The three main credit-reporting agencies - Equifax, TransUnion and Experian - are covered by the law, says Marc Rotenberg, executive director for the Electronic Privacy Information Center, a public-interest research center. But, "a lot of ChoicePoint's products have escaped any kind of federal regulation," he says.

EPIC was raising concerns about data brokers even before the Choice Point break-in, Rotenberg says. In December, it asked the Federal Trade Commission to investigate whether ChoicePoint was developing products to avoid federal consumer protections.

"These large information brokers are having an enormous influence on who gets hired, who gets insurance, who gets a federal contract," Rotenberg says. "We don't want to say information shouldn't be available, but there should be more accountability and more transparency."

ChoicePoint officials counter that the company is subject to a host of federal and state regulations.
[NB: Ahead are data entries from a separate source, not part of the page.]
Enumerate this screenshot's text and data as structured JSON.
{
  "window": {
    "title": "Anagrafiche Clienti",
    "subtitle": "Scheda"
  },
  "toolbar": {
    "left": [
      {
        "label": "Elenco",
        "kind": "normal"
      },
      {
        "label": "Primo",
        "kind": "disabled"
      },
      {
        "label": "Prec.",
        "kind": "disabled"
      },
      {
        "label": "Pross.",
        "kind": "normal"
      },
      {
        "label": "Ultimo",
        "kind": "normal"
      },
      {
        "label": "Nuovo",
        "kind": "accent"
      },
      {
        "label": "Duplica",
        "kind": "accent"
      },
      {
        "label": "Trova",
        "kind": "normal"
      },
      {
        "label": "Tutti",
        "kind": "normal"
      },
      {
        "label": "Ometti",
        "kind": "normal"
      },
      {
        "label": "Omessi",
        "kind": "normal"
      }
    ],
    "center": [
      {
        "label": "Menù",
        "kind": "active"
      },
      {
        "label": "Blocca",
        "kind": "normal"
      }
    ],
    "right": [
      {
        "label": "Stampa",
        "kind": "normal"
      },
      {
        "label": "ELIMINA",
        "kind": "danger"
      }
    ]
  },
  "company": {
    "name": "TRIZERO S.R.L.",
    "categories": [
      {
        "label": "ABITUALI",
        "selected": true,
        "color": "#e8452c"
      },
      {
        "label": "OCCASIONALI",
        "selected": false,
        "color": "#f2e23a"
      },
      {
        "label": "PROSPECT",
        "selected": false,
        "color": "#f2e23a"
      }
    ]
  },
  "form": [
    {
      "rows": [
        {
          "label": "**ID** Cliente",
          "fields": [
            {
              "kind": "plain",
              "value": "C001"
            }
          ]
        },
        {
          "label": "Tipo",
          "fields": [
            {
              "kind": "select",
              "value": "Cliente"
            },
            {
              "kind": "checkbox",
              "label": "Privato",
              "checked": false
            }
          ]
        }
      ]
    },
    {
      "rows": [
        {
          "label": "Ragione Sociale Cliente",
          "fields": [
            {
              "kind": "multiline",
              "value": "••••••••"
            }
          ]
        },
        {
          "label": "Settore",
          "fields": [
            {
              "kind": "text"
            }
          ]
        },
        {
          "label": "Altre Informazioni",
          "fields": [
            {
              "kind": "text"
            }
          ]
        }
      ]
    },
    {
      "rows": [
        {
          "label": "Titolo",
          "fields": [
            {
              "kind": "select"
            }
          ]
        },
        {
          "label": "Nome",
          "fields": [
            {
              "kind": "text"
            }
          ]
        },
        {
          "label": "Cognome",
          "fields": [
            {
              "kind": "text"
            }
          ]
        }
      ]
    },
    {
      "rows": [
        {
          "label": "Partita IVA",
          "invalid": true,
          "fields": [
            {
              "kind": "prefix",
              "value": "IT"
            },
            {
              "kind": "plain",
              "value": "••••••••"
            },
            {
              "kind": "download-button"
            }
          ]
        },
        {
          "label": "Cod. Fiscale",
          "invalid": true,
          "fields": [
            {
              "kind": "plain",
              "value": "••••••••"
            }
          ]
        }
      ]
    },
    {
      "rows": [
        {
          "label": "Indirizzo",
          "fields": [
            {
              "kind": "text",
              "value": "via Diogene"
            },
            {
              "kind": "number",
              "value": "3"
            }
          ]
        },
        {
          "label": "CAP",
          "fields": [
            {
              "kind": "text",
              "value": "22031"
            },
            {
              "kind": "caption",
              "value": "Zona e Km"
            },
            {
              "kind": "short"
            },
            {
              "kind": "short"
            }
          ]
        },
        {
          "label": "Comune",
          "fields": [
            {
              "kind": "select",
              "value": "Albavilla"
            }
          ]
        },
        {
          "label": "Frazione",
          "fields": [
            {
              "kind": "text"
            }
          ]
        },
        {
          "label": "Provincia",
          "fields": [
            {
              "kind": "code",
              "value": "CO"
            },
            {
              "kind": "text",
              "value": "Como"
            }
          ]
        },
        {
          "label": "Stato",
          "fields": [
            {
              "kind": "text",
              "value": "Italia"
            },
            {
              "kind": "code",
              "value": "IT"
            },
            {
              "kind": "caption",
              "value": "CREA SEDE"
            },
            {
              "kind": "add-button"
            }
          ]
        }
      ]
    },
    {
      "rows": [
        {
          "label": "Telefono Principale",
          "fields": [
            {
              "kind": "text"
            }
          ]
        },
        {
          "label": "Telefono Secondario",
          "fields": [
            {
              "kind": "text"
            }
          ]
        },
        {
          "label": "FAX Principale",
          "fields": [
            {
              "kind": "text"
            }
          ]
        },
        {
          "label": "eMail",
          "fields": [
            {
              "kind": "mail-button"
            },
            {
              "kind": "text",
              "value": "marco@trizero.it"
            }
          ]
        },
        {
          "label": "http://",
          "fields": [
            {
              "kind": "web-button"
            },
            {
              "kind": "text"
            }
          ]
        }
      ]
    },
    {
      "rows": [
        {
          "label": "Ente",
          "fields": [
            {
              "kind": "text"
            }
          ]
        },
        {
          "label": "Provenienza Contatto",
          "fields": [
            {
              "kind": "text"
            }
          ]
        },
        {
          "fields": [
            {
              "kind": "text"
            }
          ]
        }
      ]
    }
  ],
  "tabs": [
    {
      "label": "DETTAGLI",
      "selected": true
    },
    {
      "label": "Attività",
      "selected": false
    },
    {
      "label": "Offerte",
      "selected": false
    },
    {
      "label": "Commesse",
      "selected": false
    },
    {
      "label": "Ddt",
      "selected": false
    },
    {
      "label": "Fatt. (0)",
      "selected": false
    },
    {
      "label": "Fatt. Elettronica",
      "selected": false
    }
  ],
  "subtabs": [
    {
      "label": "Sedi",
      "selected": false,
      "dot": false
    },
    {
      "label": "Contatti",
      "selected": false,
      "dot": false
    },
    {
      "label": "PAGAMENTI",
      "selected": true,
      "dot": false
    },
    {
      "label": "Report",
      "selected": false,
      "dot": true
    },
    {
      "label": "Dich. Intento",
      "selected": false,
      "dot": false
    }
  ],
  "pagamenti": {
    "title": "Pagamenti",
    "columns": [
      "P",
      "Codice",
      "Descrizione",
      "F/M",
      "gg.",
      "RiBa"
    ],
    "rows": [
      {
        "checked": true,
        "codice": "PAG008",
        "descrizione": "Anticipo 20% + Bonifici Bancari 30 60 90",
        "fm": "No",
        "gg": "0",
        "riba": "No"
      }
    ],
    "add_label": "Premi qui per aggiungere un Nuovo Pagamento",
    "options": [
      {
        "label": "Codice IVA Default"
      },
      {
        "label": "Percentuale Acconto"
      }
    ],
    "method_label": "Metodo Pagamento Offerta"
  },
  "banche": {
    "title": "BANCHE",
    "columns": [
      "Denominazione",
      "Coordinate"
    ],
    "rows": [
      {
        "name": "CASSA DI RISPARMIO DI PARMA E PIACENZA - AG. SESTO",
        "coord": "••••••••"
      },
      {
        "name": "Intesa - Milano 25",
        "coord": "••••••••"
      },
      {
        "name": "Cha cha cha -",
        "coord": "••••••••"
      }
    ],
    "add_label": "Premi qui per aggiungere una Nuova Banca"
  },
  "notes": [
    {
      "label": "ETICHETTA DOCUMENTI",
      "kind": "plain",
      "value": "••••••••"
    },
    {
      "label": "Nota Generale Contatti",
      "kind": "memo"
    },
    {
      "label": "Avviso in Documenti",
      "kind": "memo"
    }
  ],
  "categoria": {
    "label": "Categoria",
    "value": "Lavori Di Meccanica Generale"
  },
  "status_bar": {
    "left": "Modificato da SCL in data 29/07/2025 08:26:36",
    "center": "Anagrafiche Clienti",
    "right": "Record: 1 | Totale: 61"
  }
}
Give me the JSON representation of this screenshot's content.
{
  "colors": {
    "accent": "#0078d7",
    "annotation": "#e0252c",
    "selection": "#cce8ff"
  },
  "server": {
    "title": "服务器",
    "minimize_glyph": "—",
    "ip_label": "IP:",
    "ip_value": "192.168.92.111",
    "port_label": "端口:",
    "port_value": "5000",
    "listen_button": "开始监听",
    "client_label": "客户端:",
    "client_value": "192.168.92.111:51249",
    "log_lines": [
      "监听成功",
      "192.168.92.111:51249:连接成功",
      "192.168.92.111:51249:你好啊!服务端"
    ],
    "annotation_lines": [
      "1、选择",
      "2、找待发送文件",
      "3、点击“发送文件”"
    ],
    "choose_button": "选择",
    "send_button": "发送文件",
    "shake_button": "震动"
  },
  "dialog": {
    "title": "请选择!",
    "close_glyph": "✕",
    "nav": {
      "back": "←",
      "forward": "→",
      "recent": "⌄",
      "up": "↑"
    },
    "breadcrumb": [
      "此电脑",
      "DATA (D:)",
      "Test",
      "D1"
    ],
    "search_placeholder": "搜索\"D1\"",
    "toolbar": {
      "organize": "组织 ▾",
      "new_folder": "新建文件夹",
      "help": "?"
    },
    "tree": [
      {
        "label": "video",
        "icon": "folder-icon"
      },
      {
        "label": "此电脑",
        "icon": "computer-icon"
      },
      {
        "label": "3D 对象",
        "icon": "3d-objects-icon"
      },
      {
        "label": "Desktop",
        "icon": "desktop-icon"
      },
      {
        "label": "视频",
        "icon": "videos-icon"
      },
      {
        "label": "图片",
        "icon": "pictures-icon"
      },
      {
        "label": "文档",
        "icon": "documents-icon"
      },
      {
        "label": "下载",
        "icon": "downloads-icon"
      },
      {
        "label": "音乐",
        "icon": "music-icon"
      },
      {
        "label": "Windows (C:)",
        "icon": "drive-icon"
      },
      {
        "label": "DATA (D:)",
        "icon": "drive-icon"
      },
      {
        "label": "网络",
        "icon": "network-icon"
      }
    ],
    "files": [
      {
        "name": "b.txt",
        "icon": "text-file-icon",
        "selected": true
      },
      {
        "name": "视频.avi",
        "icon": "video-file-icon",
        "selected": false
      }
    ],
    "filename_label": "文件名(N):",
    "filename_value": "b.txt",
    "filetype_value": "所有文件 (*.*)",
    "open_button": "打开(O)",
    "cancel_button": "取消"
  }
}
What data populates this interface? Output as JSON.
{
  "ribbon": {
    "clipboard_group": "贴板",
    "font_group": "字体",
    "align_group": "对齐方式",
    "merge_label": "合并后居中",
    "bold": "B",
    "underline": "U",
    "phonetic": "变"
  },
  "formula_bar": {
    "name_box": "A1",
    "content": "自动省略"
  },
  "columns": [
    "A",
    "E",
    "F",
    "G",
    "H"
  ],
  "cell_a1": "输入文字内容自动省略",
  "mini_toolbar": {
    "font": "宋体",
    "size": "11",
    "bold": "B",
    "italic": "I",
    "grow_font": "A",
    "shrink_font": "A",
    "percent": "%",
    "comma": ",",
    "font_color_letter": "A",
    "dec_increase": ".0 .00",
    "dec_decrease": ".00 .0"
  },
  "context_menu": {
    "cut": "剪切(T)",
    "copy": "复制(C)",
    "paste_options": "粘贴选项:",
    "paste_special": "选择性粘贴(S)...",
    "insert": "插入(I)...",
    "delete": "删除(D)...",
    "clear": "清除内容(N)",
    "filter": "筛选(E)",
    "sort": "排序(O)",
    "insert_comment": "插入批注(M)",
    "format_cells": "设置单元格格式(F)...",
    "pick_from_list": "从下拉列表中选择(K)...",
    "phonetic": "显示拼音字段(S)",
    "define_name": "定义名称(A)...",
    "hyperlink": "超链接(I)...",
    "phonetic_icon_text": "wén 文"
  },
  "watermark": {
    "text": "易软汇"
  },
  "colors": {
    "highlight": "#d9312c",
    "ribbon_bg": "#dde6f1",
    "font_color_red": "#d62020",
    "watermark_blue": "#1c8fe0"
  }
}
And while the Fair Credit Reporting Act doesn't apply to all of ChoicePoint's products, "We treat all of our products as though they're covered," spokesman Chuck Jones says.

The Fair Credit Reporting Act is "the Bible for the credit-reporting industry," Ford says. It specifically defines the purposes for which a business can buy a credit report, such as an application for a loan, insurance or a government benefit, he says.

Equifax has a "rigorous process" to ensure customers are legitimate businesses, and it periodically conducts random inspections of customers to make sure they're following the law, Ford says.

Those measures can't protect credit-reporting agencies from third-party insiders with criminal intent. In January, a help-desk worker for a Long Island, N.Y., software company was sentenced to 14 years in prison for selling passwords and codes used to download consumer credit reports. His employer, Teledata Communications, provided banks with computerized access to credit-information databases.

The government has estimated that the scheme involved thousands of victims and caused $50 million to $100 million in losses. U.S. District Judge George Daniels said the case "emphasized how easy it is to wreak havoc on people's financial and personal lives," according to the Associated Press.

It might take only a minute for a thief to steal data but months for victims to clean up the mess. "By the time an ID theft issue is resolved, Joe Public could lose his small business, house and his kids' college funds," Leahy says.

That's what most troubles Sullivan. He doesn't know if or when his stolen ID might be used.

"I'm afraid of getting a late-night call from a collection agency," says Sullivan, who is considering suing ChoicePoint. "And why? Because these guys sold my information to someone they didn't bother to do a background check on. I tell you, our data is ripe for the picking."

Sandra Block reported from McLean, Va.